Use Prompt Flow for LLM workflow testing and evaluation
Build a Prompt Flow graph, run interactive and batch tests, inspect traces and evaluation metrics, and promote only reviewed LLM workflow versions.
npx skills add agentskillexchange/skills --skill use-prompt-flow-for-llm-workflow-testing-and-evaluation
Use Prompt Flow when an operator needs a reviewable development loop for an LLM workflow that links prompts, LLM calls, Python code, and tool steps. The workflow is to create or load a flow, configure provider connections, run interactive tests, evaluate the flow over a dataset, inspect traces and metrics, then use the results to decide whether a prompt, model, or tool-chain change is ready to ship. Invoke this instead of editing prompts directly in an app when the team needs traceable runs, repeatable evaluation data, and CI-friendly quality checks before production deployment. Good runs identify the flow version, dataset, model connection, metrics, failing examples, and approval decision. The scope boundary is LLM flow prototyping, testing, tracing, and evaluation. It is not a generic Microsoft platform card, a catch-all Azure AI listing, or a replacement for application-specific release approval.
What this skill actually does
Inputs and prerequisites: Prompt Flow CLI, Python 3.9 through 3.11, promptflow and promptflow-tools packages, configured OpenAI or Azure OpenAI connection, optional VS Code extension..
Setup notes: Install with `pip install promptflow promptflow-tools`, initialize a flow with `pf flow init –flow ./my_chatbot –type chat`, create the provider connection with `pf connection create`, then run `pf flow test –flow ./my_chatbot –interactive` before adding dataset evaluation.

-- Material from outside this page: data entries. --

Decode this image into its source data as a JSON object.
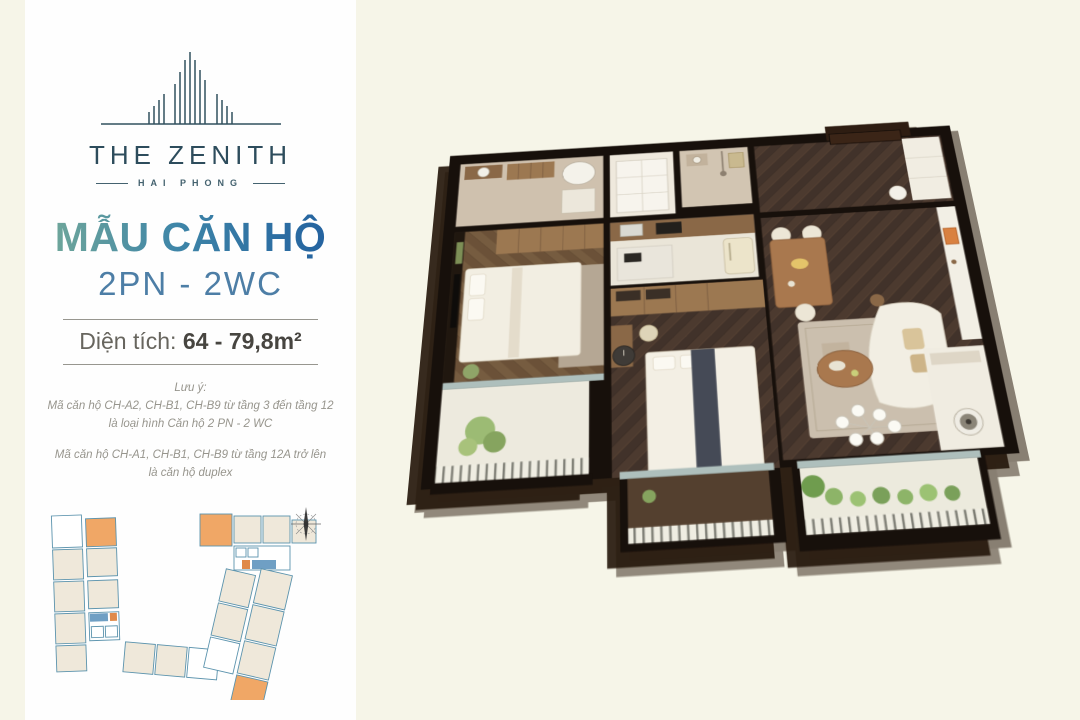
{
  "page": {
    "background": "#f6f5e8"
  },
  "card": {
    "logo": {
      "name": "THE ZENITH",
      "location": "HAI PHONG"
    },
    "headline": "MẪU CĂN HỘ",
    "subheadline": "2PN - 2WC",
    "area": {
      "label": "Diện tích:",
      "value": "64 - 79,8m²"
    },
    "notes": {
      "heading": "Lưu ý:",
      "p1_line1": "Mã căn hộ CH-A2, CH-B1, CH-B9 từ tầng 3 đến tầng 12",
      "p1_line2": "là loại hình Căn hộ 2 PN - 2 WC",
      "p2_line1": "Mã căn hộ CH-A1, CH-B1, CH-B9 từ tầng 12A trở lên",
      "p2_line2": "là căn hộ duplex"
    }
  },
  "site_plan": {
    "highlighted_units": 3,
    "highlight_color": "#f0a766",
    "unit_fill": "#efe8da",
    "outline_color": "#5b93ad",
    "compass": "compass-rose-icon"
  },
  "render": {
    "type": "3d-isometric-floor-plan",
    "rooms": [
      "entry-hall",
      "kitchen",
      "dining-area",
      "living-room",
      "master-bedroom",
      "bedroom-2",
      "bathroom-1",
      "bathroom-2",
      "laundry-wc",
      "master-balcony",
      "bedroom-balcony",
      "living-balcony"
    ]
  },
  "brand_colors": {
    "navy": "#2d4c5c",
    "gradient_start": "#79ad97",
    "gradient_end": "#1f5c9e",
    "steel_blue": "#4d7ea6"
  }
}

Source and verification boundary: use https://microsoft.github.io/promptflow/index.html as the canonical reference before running the workflow; keep commands, API calls, CLI usage, and generated outputs reviewable against that upstream source.
Framework fit: publish this as a Multi-Framework workflow only when the operator can invoke the documented toolchain directly, rather than treating the upstream project as a generic product listing.